Ensuite, c’est la Loi de 2002, dite Loi «Kouchner», en faveur des droits des malades qui est votée. Cette Loi concerne les malades en général et non exclusivement les malades en fin de vie. Elle donne plus de pouvoir aux patients en leur octroyant le droit au consentement éclairé et à l’information, le droit d’accéder à leur dossier médical, le droit de refuser un traitement et le droit de désigner une personne de confiance. (12) Le 22 Aout 2005, c’est au tour de la Loi dite « Léonetti » d’être votée. (13) Cette Loi est un grand changement dans le paysage médical de la fin de vie puisqu’elle permet d’encadrer d’avantage la fin de vie en France. La personne a le droit d’interrompre ou de ne pas entreprendre de « traitements jugés inutiles, disproportionnés au n’ayant pour effet que le maintien artificiel de la vie ». Cela donne le droit à la non obstination déraisonnable. De plus, cette Loi encadre d’avantage la possibilité d’utiliser des traitements pour soulager la souffrance au risque d’abréger la vie. Elle ouvre également le droit à toute personne qui le souhaite de rédiger des directives anticipées concernant sa fin de vie. A cette époque ces directives sont non contraignantes pour le médecin, seulement consultatives et ont une durée limitée de 3 ans.

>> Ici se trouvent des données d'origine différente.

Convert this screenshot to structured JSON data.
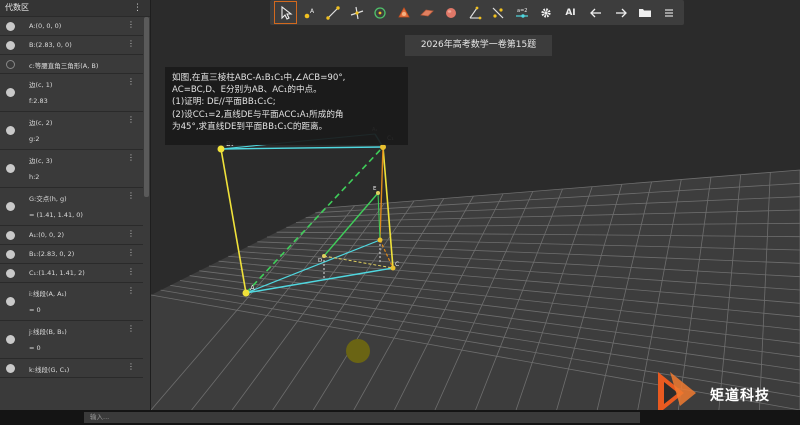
{
  "sidebar": {
    "title": "代数区",
    "menu_icon": "⋮",
    "items": [
      {
        "text": "A:(0, 0, 0)",
        "marker": "dot"
      },
      {
        "text": "B:(2.83, 0, 0)",
        "marker": "dot"
      },
      {
        "text": "c:等腰直角三角形(A, B)",
        "marker": "ring"
      },
      {
        "text": "边(c, 1)",
        "sub": "f:2.83",
        "marker": "dot"
      },
      {
        "text": "边(c, 2)",
        "sub": "g:2",
        "marker": "dot"
      },
      {
        "text": "边(c, 3)",
        "sub": "h:2",
        "marker": "dot"
      },
      {
        "text": "G:交点(h, g)",
        "sub": "= (1.41, 1.41, 0)",
        "marker": "dot"
      },
      {
        "text": "A₁:(0, 0, 2)",
        "marker": "dot"
      },
      {
        "text": "B₁:(2.83, 0, 2)",
        "marker": "dot"
      },
      {
        "text": "C₁:(1.41, 1.41, 2)",
        "marker": "dot"
      },
      {
        "text": "i:线段(A, A₁)",
        "sub": "= 0",
        "marker": "dot"
      },
      {
        "text": "j:线段(B, B₁)",
        "sub": "= 0",
        "marker": "dot"
      },
      {
        "text": "k:线段(G, C₁)",
        "marker": "dot"
      }
    ]
  },
  "toolbar": {
    "tools": [
      {
        "name": "select-tool-icon",
        "active": true
      },
      {
        "name": "point-tool-icon"
      },
      {
        "name": "segment-tool-icon"
      },
      {
        "name": "perpendicular-line-tool-icon"
      },
      {
        "name": "circle-tool-icon"
      },
      {
        "name": "angle-tool-icon"
      },
      {
        "name": "plane-tool-icon"
      },
      {
        "name": "sphere-tool-icon"
      },
      {
        "name": "measure-angle-tool-icon"
      },
      {
        "name": "reflect-tool-icon"
      },
      {
        "name": "slider-tool-icon"
      },
      {
        "name": "settings-gear-icon"
      },
      {
        "name": "ai-button",
        "label": "AI"
      },
      {
        "name": "undo-arrow-icon"
      },
      {
        "name": "redo-arrow-icon"
      },
      {
        "name": "folder-icon"
      },
      {
        "name": "main-menu-icon"
      }
    ]
  },
  "graphics": {
    "title": "2026年高考数学一卷第15题",
    "problem_lines": [
      "如图,在直三棱柱ABC-A₁B₁C₁中,∠ACB=90°,",
      "AC=BC,D、E分别为AB、AC₁的中点。",
      "(1)证明: DE//平面BB₁C₁C;",
      "(2)设CC₁=2,直线DE与平面ACC₁A₁所成的角",
      "为45°,求直线DE到平面BB₁C₁C的距离。"
    ],
    "point_labels": {
      "A": "A",
      "B1": "B₁",
      "C1": "C₁",
      "C": "C",
      "D": "D",
      "E": "E",
      "A1": "A₁"
    }
  },
  "input_bar": {
    "placeholder": "输入..."
  },
  "brand": {
    "name": "矩道科技"
  },
  "colors": {
    "accent": "#d2691e",
    "edge_yellow": "#f0e23a",
    "edge_cyan": "#4fd8e0",
    "edge_green": "#3fcf5a",
    "edge_orange": "#e08a1a",
    "grid": "#7a7a7a"
  }
}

Enfin, c’est la dernière Loi en vigueur, la Loi Claeys Léonetti de 2016 qui ouvre de nouveaux droits pour les personnes en fin de vie et précise certains droits de la Loi de 2005. Ainsi les directives anticipées une fois rédigées, sont illimitées dans le temps et surtout elles deviennent contraignantes pour le médecin sauf en cas d’urgence ou par leur caractère inapproprié.

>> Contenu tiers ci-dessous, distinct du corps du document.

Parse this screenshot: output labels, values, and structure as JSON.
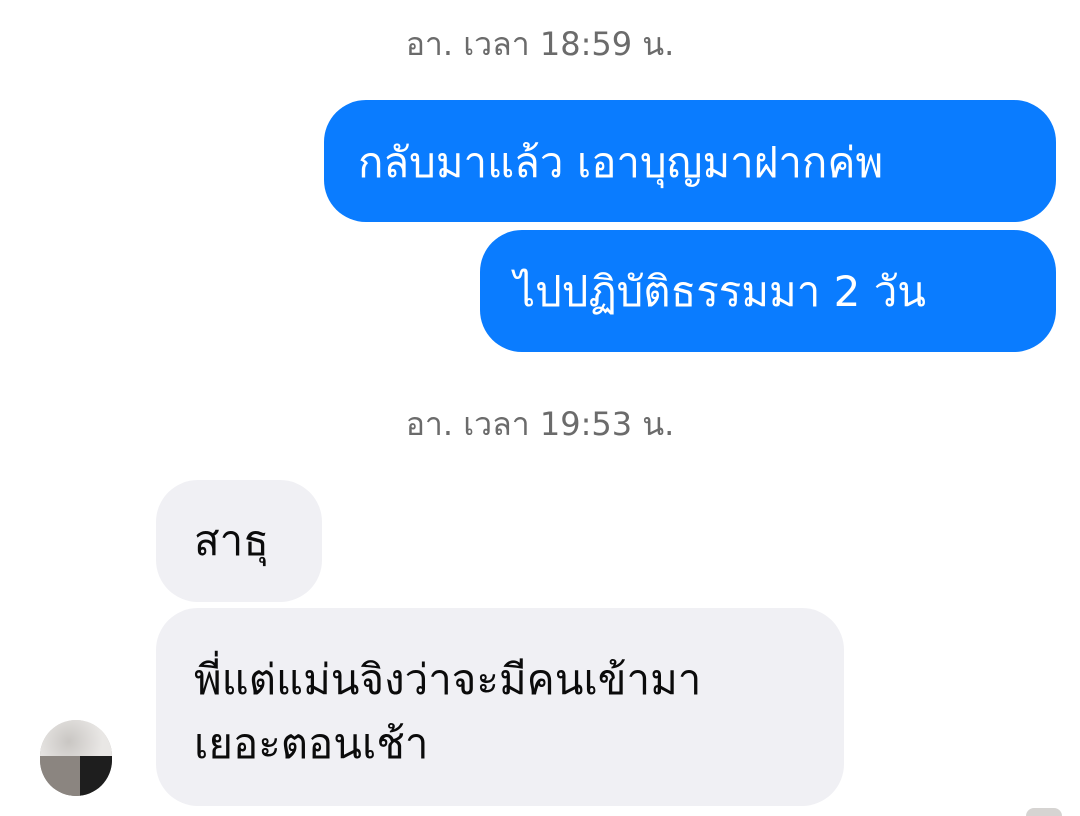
{
  "conversation": {
    "groups": [
      {
        "timestamp": "อา. เวลา 18:59 น.",
        "messages": [
          {
            "direction": "sent",
            "text": "กลับมาแล้ว เอาบุญมาฝากค่พ"
          },
          {
            "direction": "sent",
            "text": "ไปปฏิบัติธรรมมา 2 วัน"
          }
        ]
      },
      {
        "timestamp": "อา. เวลา 19:53 น.",
        "messages": [
          {
            "direction": "received",
            "text": "สาธุ"
          },
          {
            "direction": "received",
            "text": "พี่แต่แม่นจิงว่าจะมีคนเข้ามา\nเยอะตอนเช้า"
          }
        ]
      }
    ]
  },
  "colors": {
    "sent_bubble": "#0a7cff",
    "received_bubble": "#f0f0f4",
    "timestamp_text": "#6b6b6b"
  },
  "icons": {
    "contact_avatar": "avatar-icon"
  }
}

Les droits des personnes en fin de vie
Les plans nationaux de développement des soins palliatifs et les Lois encadrants la fin de vie sont à l’origine de droits des personnes en fin de vie. La recherche et l’étude des soins palliatifs ainsi que la connaissance de ces droits sont des points d’encrage de la pratique des soins palliatifs en France.
a) Le droit à l’accès aux soins palliatifs
Grâce à la loi de 1999 qui vise à garantir l’accès aux soins palliatifs pour tous (11), celle-ci donne le droit à l’accès aux soins palliatifs dès qu’ils sont nécessaires encore aujourd’hui.

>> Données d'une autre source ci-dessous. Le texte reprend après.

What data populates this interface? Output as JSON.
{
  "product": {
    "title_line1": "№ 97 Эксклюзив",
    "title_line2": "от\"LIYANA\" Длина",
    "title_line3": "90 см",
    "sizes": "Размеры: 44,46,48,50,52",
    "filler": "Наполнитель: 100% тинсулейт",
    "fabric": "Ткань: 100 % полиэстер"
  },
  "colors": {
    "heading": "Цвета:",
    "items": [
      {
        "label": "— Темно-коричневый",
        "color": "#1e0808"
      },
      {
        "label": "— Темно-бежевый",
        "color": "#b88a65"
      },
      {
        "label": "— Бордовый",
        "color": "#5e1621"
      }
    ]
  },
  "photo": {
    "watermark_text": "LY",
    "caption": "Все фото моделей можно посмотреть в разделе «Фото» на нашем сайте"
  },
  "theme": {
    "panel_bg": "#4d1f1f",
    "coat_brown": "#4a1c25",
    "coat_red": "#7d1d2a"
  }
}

b) Le droit à l’information et à la non information
Ce droit rejoint le droit au consentement éclairé. C’est à dire qu’aucun médecin ne peut imposer un traitement sans le consentement d’une personne. Le patient peut aussi demander à ne pas être mis au courant de son état de santé. Dans ce cas, il le formule clairement.
c) Le droit à l’autonomie dans ses choix et de sa parole
Il s’agit du droit à choisir pour sa propre santé de se soigner ou non. En l’occurrence le droit à la limitation des soins et à l’arrêt de ces derniers. L’alimentation et l’hydratation sont considérées comme des thérapeutiques et peuvent donc être stoppées.
d) Le droit de désigner une personne de confiance
Le patient peut choisir la personne qu’il veut : un membre de sa famille, un proche, un médecin. Cette personne fera entendre la voix de la personne en cas d’incapacité de cette dernière. C’est l’assurance qu’une personne témoignera des convictions de la personne en fin de vie auprès du médecin et en l’absence de directives anticipées. Il a un rôle de mémoire et est consultatif. La personne de confiance délivre le médecin du secret médical. Son avis prime sur celui de la famille et des proches non désignés ainsi. En revanche, la décision médicale sera collégiale et en aucun cas ce ne sera la personne de confiance qui décidera pour la personne en fin de vie.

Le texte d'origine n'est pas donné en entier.